ヒトラー式で演説をするウクライナ極右政党の党首チャーニボク.png
<ヒトラー式で演説するウクライナ極右政党党首のチャーニボク>

 ウクライナ政府はそもそも非常に腐敗して、経済的に混乱した国だということをヨーロッパは知っている。クチマ前大津領、ユーシェンコ前大統領やティモシェンコ元首相などの政治家、支配者たちのやってきた結果である。彼らは社会主義解体時に国有財産を簒奪し、金持ちになった者たちであり、国家財政を食い物にしてきた。ウクライナ国家財政はすでに破綻している。自身の悪事をごまかすために反ロシア、民族排外主義、反ユダヤ主義を煽ってきた。この者たちとアメリカのネオコンのボスたちが結びついて画策したのが今回のクーデターである。

 クリミア住民は、暫定政権のロシア住民に対する無法な住民襲撃に不安を抱いた。3月16日にクリミア自治共和国でロシア編入を問う住民投票が行われ、96.77%がロシアへの編入に賛成し、クリミアとセヴァストーポリ特別市は正式にロシアに編入されることとなった。
 ウクライナが親西欧の国となり、NATOの基地がウクライナにできる可能性をロシアは懸念した。特にクリミアは黒海艦隊がいてロシアにとってその重要性は極めて高い。
 ただ今回の投票は、住民の自発的な意志である面が強い。ロシアが強制したというより、住民が平穏な生活が保持されることを望んだというのがより適切である。(住民投票による国境線の変更は、安易に容認されるべきことではない。ただし、米国政府は非難する資格はない。コソボで自身がかつて行ったことだ。)
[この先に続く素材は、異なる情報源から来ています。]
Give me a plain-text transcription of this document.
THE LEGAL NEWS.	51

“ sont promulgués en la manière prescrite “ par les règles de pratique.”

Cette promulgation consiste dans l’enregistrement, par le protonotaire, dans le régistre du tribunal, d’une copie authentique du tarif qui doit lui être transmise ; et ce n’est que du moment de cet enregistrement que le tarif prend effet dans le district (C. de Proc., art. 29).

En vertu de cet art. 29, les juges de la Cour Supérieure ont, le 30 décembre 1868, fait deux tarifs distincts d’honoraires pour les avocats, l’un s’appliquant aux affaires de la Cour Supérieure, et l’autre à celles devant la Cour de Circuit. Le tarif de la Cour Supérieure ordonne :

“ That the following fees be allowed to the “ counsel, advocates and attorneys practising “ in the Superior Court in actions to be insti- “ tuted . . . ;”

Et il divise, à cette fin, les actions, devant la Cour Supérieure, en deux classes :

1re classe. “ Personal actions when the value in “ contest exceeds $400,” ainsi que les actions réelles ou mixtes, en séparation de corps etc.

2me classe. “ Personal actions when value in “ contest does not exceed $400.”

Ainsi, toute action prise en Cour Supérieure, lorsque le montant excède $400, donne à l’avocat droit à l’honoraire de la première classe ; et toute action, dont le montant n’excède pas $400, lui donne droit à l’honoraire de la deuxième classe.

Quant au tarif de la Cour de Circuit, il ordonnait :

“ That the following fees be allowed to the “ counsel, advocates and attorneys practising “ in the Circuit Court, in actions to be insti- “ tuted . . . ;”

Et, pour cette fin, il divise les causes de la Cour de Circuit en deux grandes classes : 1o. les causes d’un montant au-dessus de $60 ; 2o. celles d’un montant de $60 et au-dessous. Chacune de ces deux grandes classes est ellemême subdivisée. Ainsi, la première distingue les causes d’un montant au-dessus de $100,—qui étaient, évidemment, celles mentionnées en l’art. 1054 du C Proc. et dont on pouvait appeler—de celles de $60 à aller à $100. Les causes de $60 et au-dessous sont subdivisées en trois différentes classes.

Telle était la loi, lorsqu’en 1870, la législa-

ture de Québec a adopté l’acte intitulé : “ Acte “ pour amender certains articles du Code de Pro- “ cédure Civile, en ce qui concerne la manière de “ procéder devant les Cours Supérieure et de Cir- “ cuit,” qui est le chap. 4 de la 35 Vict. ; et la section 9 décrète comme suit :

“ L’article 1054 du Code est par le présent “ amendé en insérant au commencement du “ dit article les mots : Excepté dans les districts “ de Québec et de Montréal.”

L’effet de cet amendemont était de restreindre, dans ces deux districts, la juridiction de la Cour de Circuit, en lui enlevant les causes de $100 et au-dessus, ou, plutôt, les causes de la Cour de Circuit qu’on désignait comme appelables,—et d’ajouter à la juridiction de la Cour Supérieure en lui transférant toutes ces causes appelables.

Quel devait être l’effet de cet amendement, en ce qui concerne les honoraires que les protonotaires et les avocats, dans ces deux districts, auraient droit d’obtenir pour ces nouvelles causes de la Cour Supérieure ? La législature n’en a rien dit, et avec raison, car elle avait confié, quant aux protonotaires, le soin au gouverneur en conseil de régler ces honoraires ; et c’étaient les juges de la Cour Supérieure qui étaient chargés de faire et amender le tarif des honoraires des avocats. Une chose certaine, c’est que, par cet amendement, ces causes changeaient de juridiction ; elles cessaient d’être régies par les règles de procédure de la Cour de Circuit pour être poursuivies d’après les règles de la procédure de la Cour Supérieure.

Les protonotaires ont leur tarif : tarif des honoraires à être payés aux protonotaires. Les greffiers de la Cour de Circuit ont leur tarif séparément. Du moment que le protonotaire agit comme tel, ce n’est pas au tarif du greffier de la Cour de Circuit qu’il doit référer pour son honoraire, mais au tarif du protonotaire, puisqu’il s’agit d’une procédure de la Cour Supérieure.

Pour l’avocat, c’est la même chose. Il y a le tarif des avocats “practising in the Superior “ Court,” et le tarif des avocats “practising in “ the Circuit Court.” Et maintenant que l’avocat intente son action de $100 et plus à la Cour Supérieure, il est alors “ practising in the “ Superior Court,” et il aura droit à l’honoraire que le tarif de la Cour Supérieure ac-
 欧米日のマスメディアは、クリミアのロシア編入が物事の原因であるかのような描き方をしている。日本のすべての新聞、NHKは、欧米メディアの論調をそのまま報じている。クリミア編入ではなく、その前の米欧の支持を得たウクライナ政権の不法な破壊がそもそもの原因である。
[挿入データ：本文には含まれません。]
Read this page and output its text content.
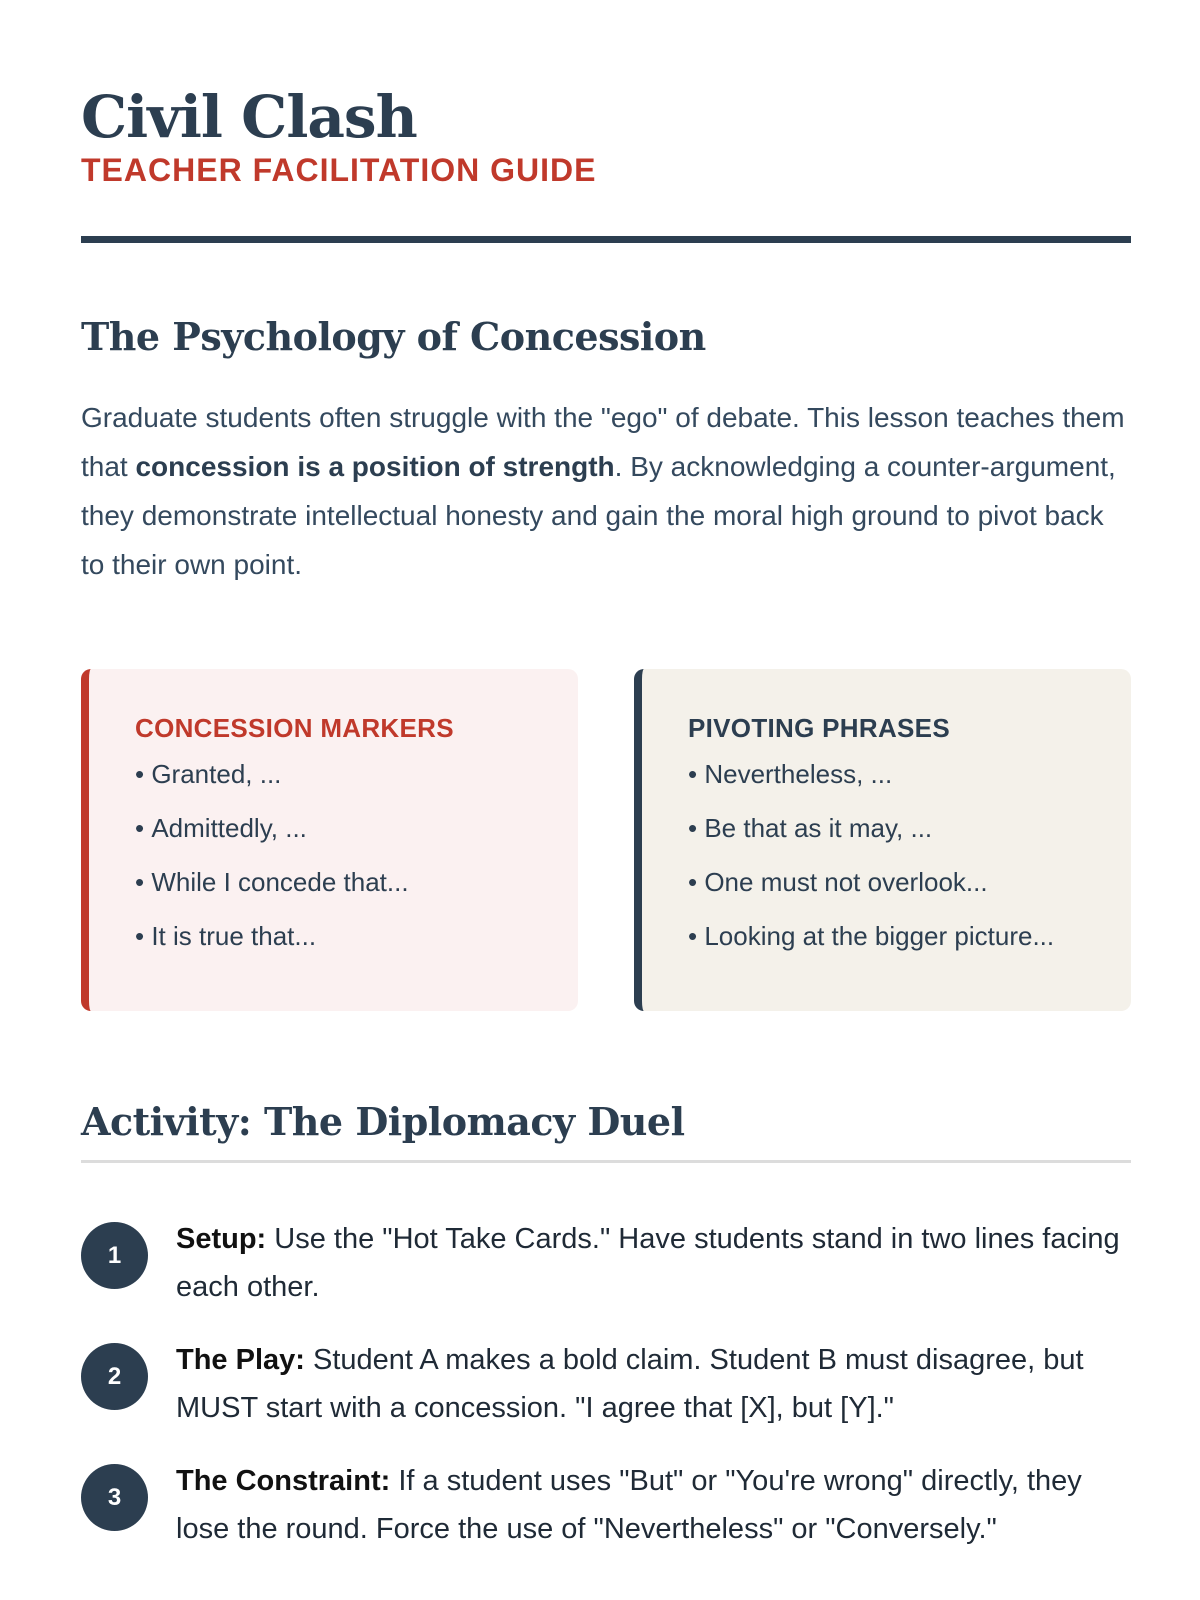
Civil Clash
TEACHER FACILITATION GUIDE
The Psychology of Concession

Graduate students often struggle with the "ego" of debate. This lesson teaches them that concession is a position of strength. By acknowledging a counter-argument, they demonstrate intellectual honesty and gain the moral high ground to pivot back to their own point.

CONCESSION MARKERS
• Granted, ...
• Admittedly, ...
• While I concede that...
• It is true that...
PIVOTING PHRASES
• Nevertheless, ...
• Be that as it may, ...
• One must not overlook...
• Looking at the bigger picture...
Activity: The Diplomacy Duel
1
Setup: Use the "Hot Take Cards." Have students stand in two lines facing each other.
2
The Play: Student A makes a bold claim. Student B must disagree, but MUST start with a concession. "I agree that [X], but [Y]."
3
The Constraint: If a student uses "But" or "You're wrong" directly, they lose the round. Force the use of "Nevertheless" or "Conversely."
 さらに混乱は拡大し、第二幕に入っている。5月2日、オデッサの労働組合の建物に右翼勢力が火を放ち46名を焼き殺した。ウクライナ暫定政権はこれに荷担した。
 世界の反応は恐ろしいほど鈍かった。米国とヨーロッパ諸国は、オデッサの蛮行を非難するよりも、ロシアがウクライナの親ロシア派住民を支援していると非難することに熱心だった。
 オデッサの惨劇は、右派セクターが犯した犯罪であるのに、ウライナ暫定政権には、真剣な捜査に乗り出す気配がまるでない。政権に右派が加わっているからであり、この虐殺は政権の意志だからである。
 
 5月11日、ウクライナ東部のドネツク州とルガンスク州で、自治権の拡大の是非を問う住民投票が行われた。事前に行われた各種の世論調査によると、東部住民たちの約7割は、現状維持を望み、ウクライナにとどまることを求めているとされていた。
 ところが蓋を開けてみたら様相が違った。開票の結果、ドネツク州では89%、ルガンスク州では96%が独立に賛成票を投じた。武装した右翼が人々に危害を与え、ウクライナ暫定政権が容認している事態を見て、人々はウクライナからの独立を望んだのである。これは、原因ではなく結果である。
 東部住民の大多数は、なぜ「ウクライナからの独立」を望んだのか。5月2日のオデッサの惨劇をはじめ、マリウポリ、クラマトルスクなど、東部各地での右派セクターとウクライナ軍の暴力の行使に、激しい怒りと恐怖、反発を覚えたからである。

 5月25日にはウクライナ大統領選が行われる。そもそも合法的な政権を打倒しての選挙に正当性があるか、或いは戦闘状態のなかでの選挙に対する疑問はある。いずれにしても、民族主義と対立を煽り、ウクライナ解体の方向に既成事実を積みあげていくことになるだろう。

2)新自由主義のやり口を止めよう!

 そもそも、ウクライナで何が始まっているのか? ウクライナで米欧は何をしたいのか? 新たに独立し新興の国民国家として歩んできたはずのウクライナが、突如このようにバラバラに解体していくのはなぜなのか?
 
 米欧の新自由主義が新しい世界秩序を作り出そうとしている。第二次世界大戦で確定した国境線の引き直しを画策しているのであり、きわめて危険な行為である。
 そのやり方は、ウクライナのように右翼セクターを武装させそれまでの社会システムを機能不全に陥れ、既存国家を解体し社会をバラバラに分解し対立させ、そのうえで介入し新自由主義の新秩序をつくりあげようとしている。そのためには反ユダヤ主義、ネオナチも利用するし、その行為に目をつぶる。これらすべてを、情報を統制し世界の人々が気づかないうちに実行してしまうのである。
 ナオミ・クラインの『ショック・ドクトリン』が明確にこれを説明している。金融資本による直接支配、新自由主義による草刈り場にすることを企図している。単に、「親米政権」をつくることが問題なのではない。莫大な利益を吸い上げるシステムを移植したい、ウクライナ国民の生活や将来など何も考えていない。

 新自由主義が現代的な「文明」を破壊する「悪」として我々の前に姿を現している。この新しい戦争、混乱を利用した世界再編の戦略を理解する必要があるその上で、新自由主義の行為を批判し止めなければならない。